Nata nel 1978, diventa una grafica pubblicitaria ed editoriale, specializzata nel settore del racing dopo aver conseguito una laurea triennale in Lettere e Culture del Territorio e, in seguito, la magistrale in Filologia Moderna. “Per me è importante specificare il mestiere che ho praticato a tempo pieno fino a poco tempo fa, perché proprio grazie a questa professione ho imparato a lavorare in team, quindi a confrontarmi e a collaborare con i colleghi per raggiungere tutti gli obiettivi prefissati”, scrive nel suo sito.

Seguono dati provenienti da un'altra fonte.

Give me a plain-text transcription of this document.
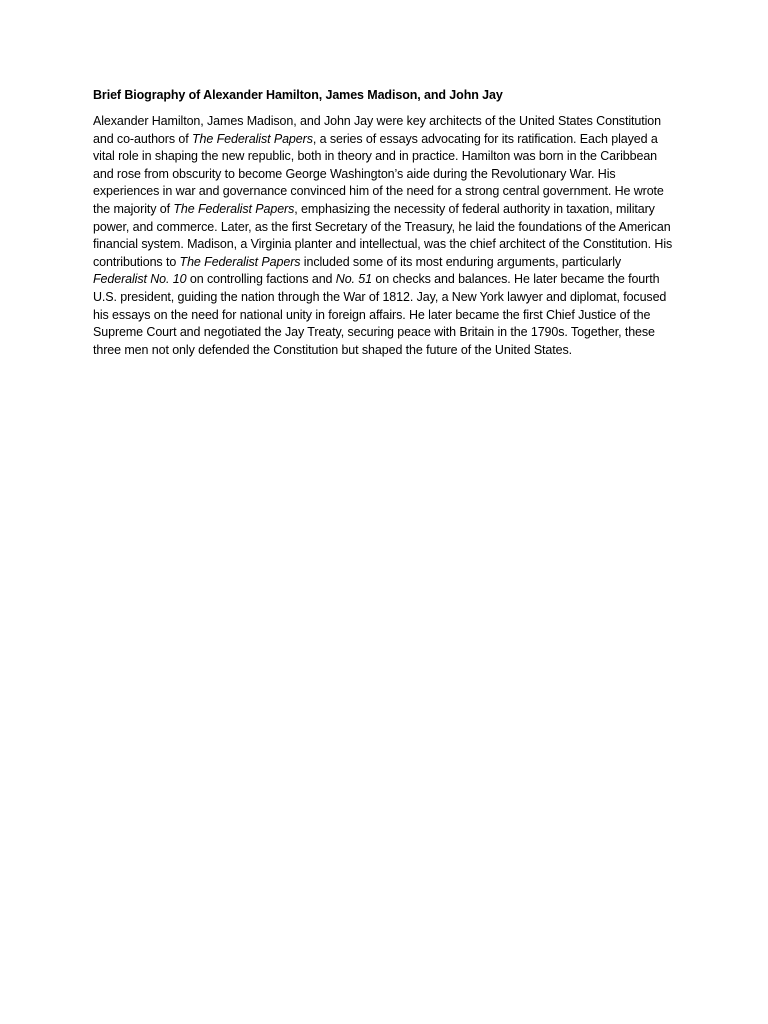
Brief Biography of Alexander Hamilton, James Madison, and John Jay

Alexander Hamilton, James Madison, and John Jay were key architects of the United States Constitution and co-authors of The Federalist Papers, a series of essays advocating for its ratification. Each played a vital role in shaping the new republic, both in theory and in practice. Hamilton was born in the Caribbean and rose from obscurity to become George Washington’s aide during the Revolutionary War. His experiences in war and governance convinced him of the need for a strong central government. He wrote the majority of The Federalist Papers, emphasizing the necessity of federal authority in taxation, military power, and commerce. Later, as the first Secretary of the Treasury, he laid the foundations of the American financial system. Madison, a Virginia planter and intellectual, was the chief architect of the Constitution. His contributions to The Federalist Papers included some of its most enduring arguments, particularly Federalist No. 10 on controlling factions and No. 51 on checks and balances. He later became the fourth U.S. president, guiding the nation through the War of 1812. Jay, a New York lawyer and diplomat, focused his essays on the need for national unity in foreign affairs. He later became the first Chief Justice of the Supreme Court and negotiated the Jay Treaty, securing peace with Britain in the 1790s. Together, these three men not only defended the Constitution but shaped the future of the United States.
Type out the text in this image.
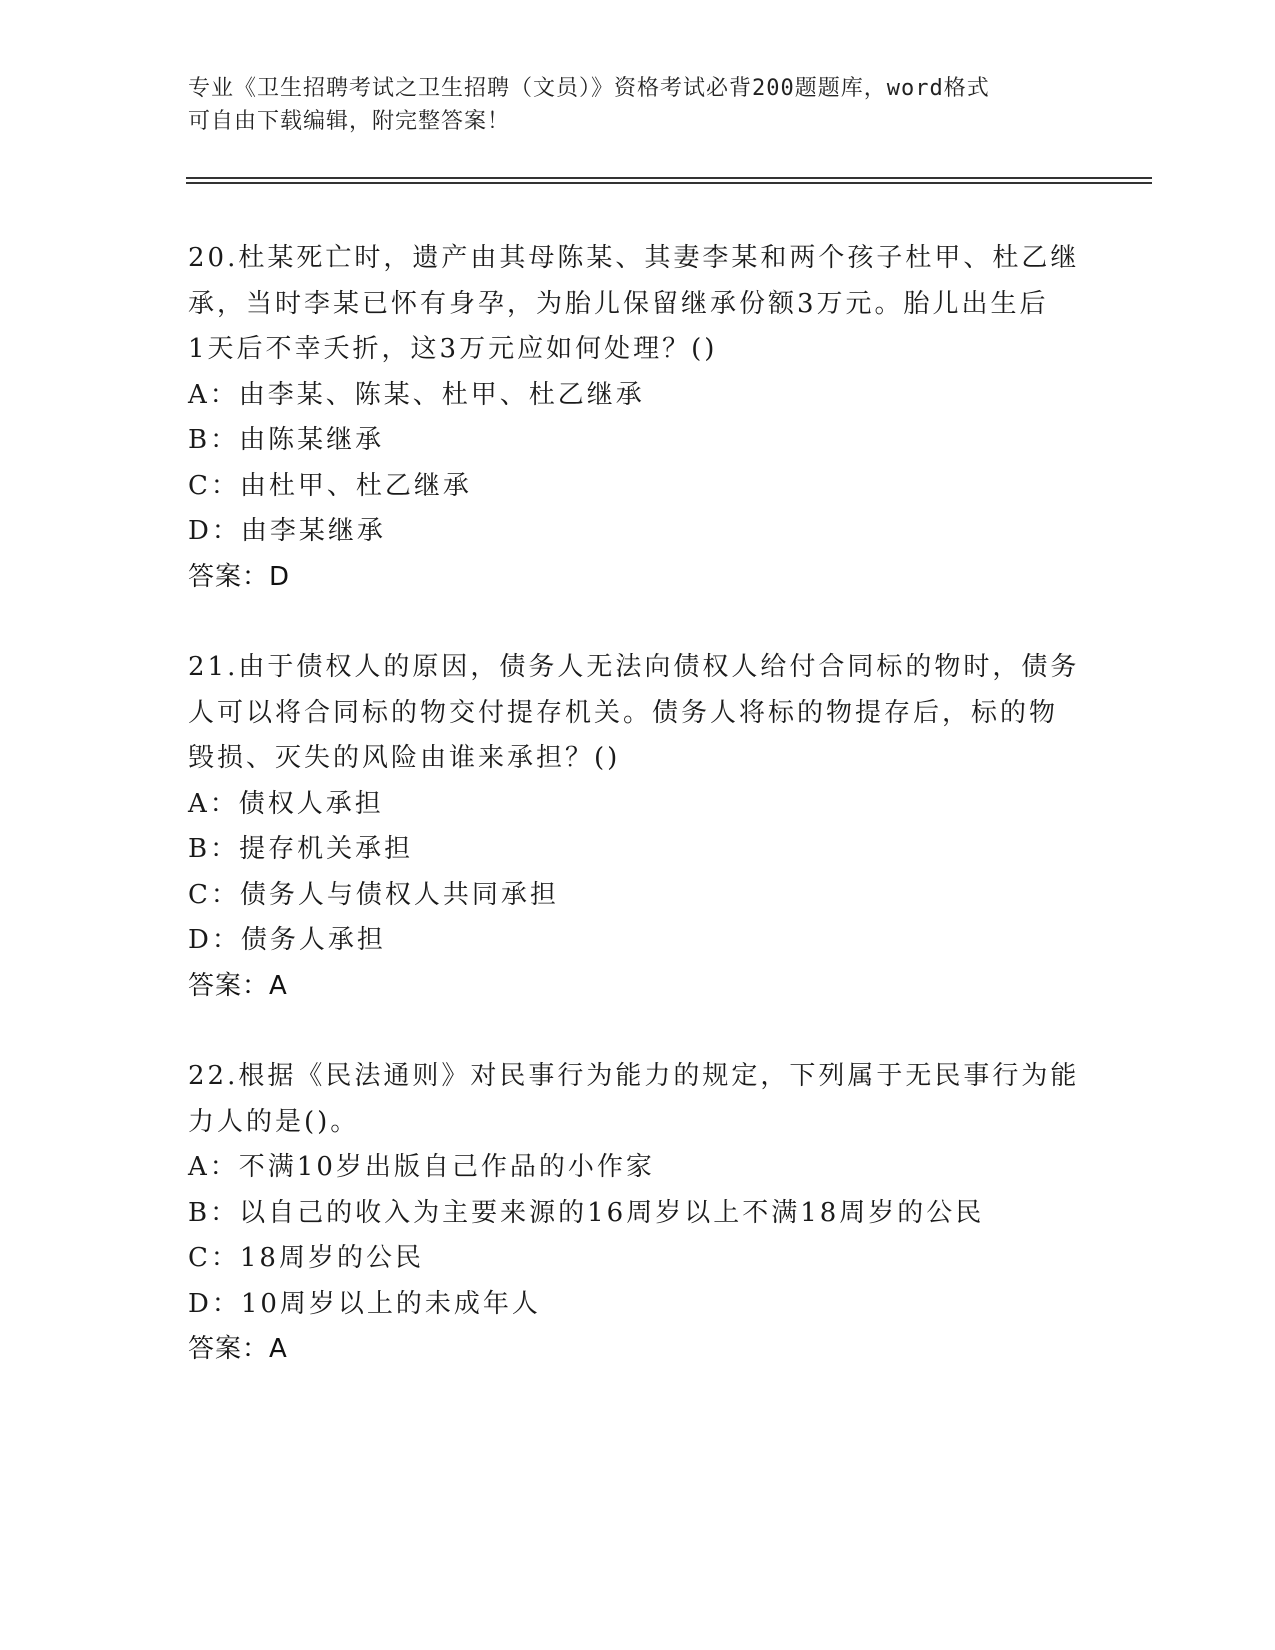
专业《卫生招聘考试之卫生招聘（文员）》资格考试必背200题题库，word格式
可自由下载编辑，附完整答案！
20.杜某死亡时，遗产由其母陈某、其妻李某和两个孩子杜甲、杜乙继
承，当时李某已怀有身孕，为胎儿保留继承份额3万元。胎儿出生后
1天后不幸夭折，这3万元应如何处理？()
A：由李某、陈某、杜甲、杜乙继承
B：由陈某继承
C：由杜甲、杜乙继承
D：由李某继承
答案：D
21.由于债权人的原因，债务人无法向债权人给付合同标的物时，债务
人可以将合同标的物交付提存机关。债务人将标的物提存后，标的物
毁损、灭失的风险由谁来承担？()
A：债权人承担
B：提存机关承担
C：债务人与债权人共同承担
D：债务人承担
答案：A
22.根据《民法通则》对民事行为能力的规定，下列属于无民事行为能
力人的是()。
A：不满10岁出版自己作品的小作家
B：以自己的收入为主要来源的16周岁以上不满18周岁的公民
C：18周岁的公民
D：10周岁以上的未成年人
答案：A
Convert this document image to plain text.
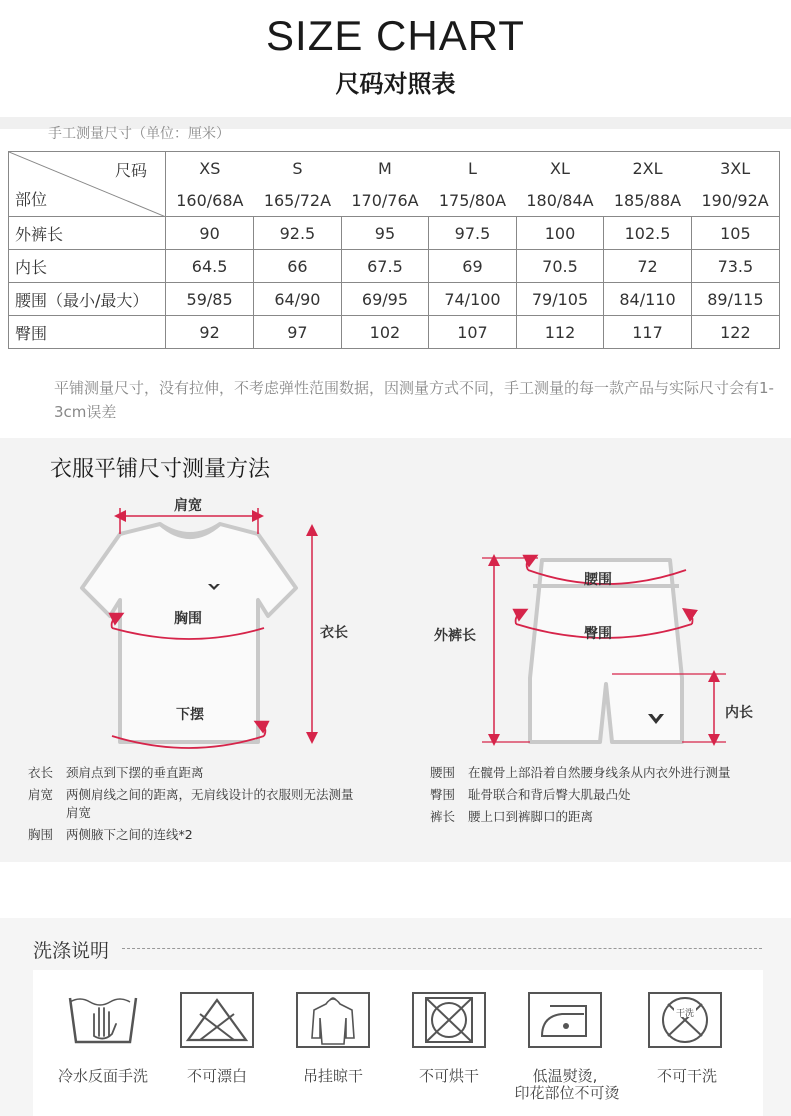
SIZE CHART
尺码对照表
手工测量尺寸（单位：厘米）
尺码
部位	XS	S	M	L	XL	2XL	3XL
	160/68A	165/72A	170/76A	175/80A	180/84A	185/88A	190/92A
外裤长	90	92.5	95	97.5	100	102.5	105
内长	64.5	66	67.5	69	70.5	72	73.5
腰围（最小/最大）	59/85	64/90	69/95	74/100	79/105	84/110	89/115
臀围	92	97	102	107	112	117	122
平铺测量尺寸，没有拉伸，不考虑弹性范围数据，因测量方式不同，手工测量的每一款产品与实际尺寸会有1-3cm误差
衣服平铺尺寸测量方法
肩宽
胸围
衣长
下摆
腰围
臀围
外裤长
内长
衣长 颈肩点到下摆的垂直距离
肩宽	两侧肩线之间的距离，无肩线设计的衣服则无法测量肩宽
胸围 两侧腋下之间的连线*2
腰围 在髋骨上部沿着自然腰身线条从内衣外进行测量
臀围 耻骨联合和背后臀大肌最凸处
裤长 腰上口到裤脚口的距离
洗涤说明
干洗
冷水反面手洗	不可漂白	吊挂晾干	不可烘干	低温熨烫,
印花部位不可烫
不可干洗
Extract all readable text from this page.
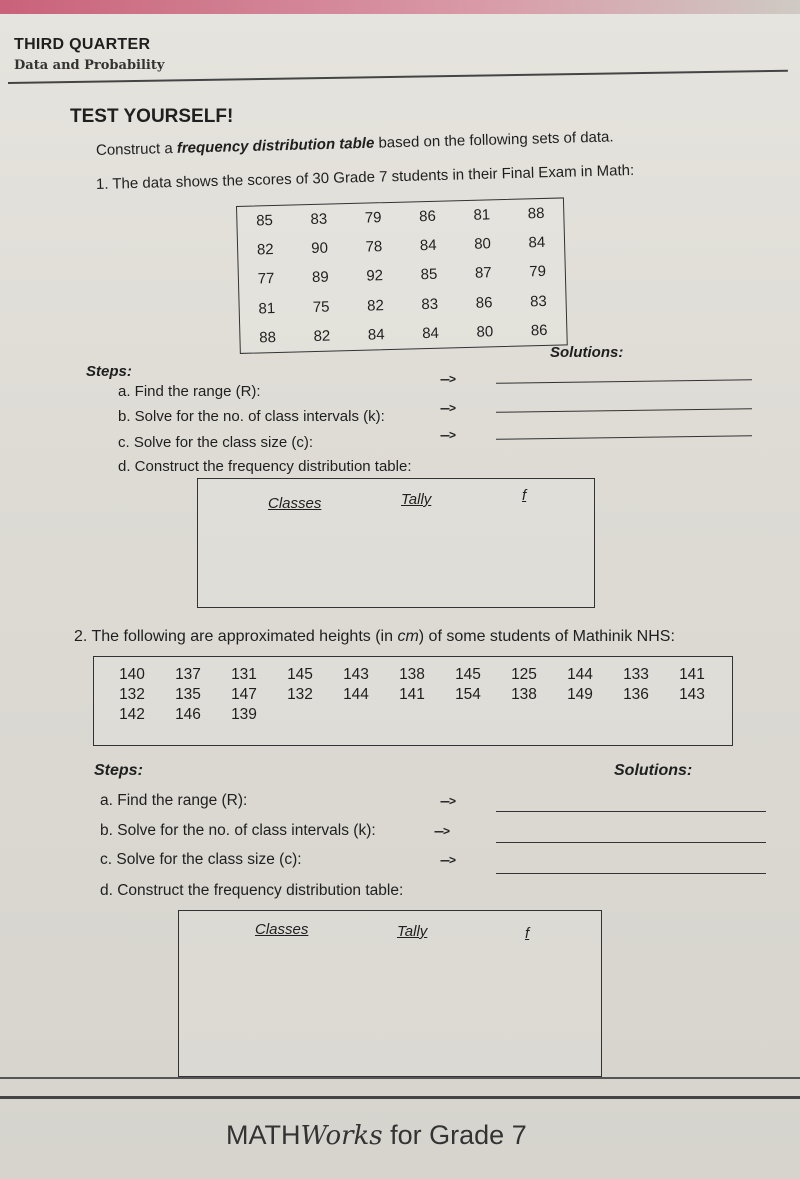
THIRD QUARTER
Data and Probability
TEST YOURSELF!
Construct a frequency distribution table based on the following sets of data.
1. The data shows the scores of 30 Grade 7 students in their Final Exam in Math:
85	83	79	86	81	88
82	90	78	84	80	84
77	89	92	85	87	79
81	75	82	83	86	83
88	82	84	84	80	86
Solutions:
Steps:
a. Find the range (R):
b. Solve for the no. of class intervals (k):
c. Solve for the class size (c):
d. Construct the frequency distribution table:
--->
--->
--->
Classes	Tally	f
2. The following are approximated heights (in cm) of some students of Mathinik NHS:
140	137	131	145	143	138	145	125	144	133	141
132	135	147	132	144	141	154	138	149	136	143
142	146	139								
Steps:	Solutions:
a. Find the range (R):
b. Solve for the no. of class intervals (k):
c. Solve for the class size (c):
d. Construct the frequency distribution table:
--->
--->
--->
Classes	Tally	f
MATHWorks for Grade 7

“Gli anni dell’adolescenza sono stati decisivi per comprendere quale formazione politica avrei avuto: appartengo infatti alla generazione che ha vissuto la fine della Prima Repubblica con il travolgimento dell’inchiesta Mani Pulite, l’ascesa di Silvio Berlusconi e quindi l’allontanamento progressivo dei cittadini da una politica sempre più distante dai bisogni degli italiani”, osserva la Ermellino che racconta l’ingresso nel M5S “come svegliarsi da un lungo sonno e accorgersi che qualcuno parlava la mia stessa lingua”. E ancora: “Subito ho pensato: forse un cambiamento è davvero possibile!”. Parole ben diverse da quelle usate oggi.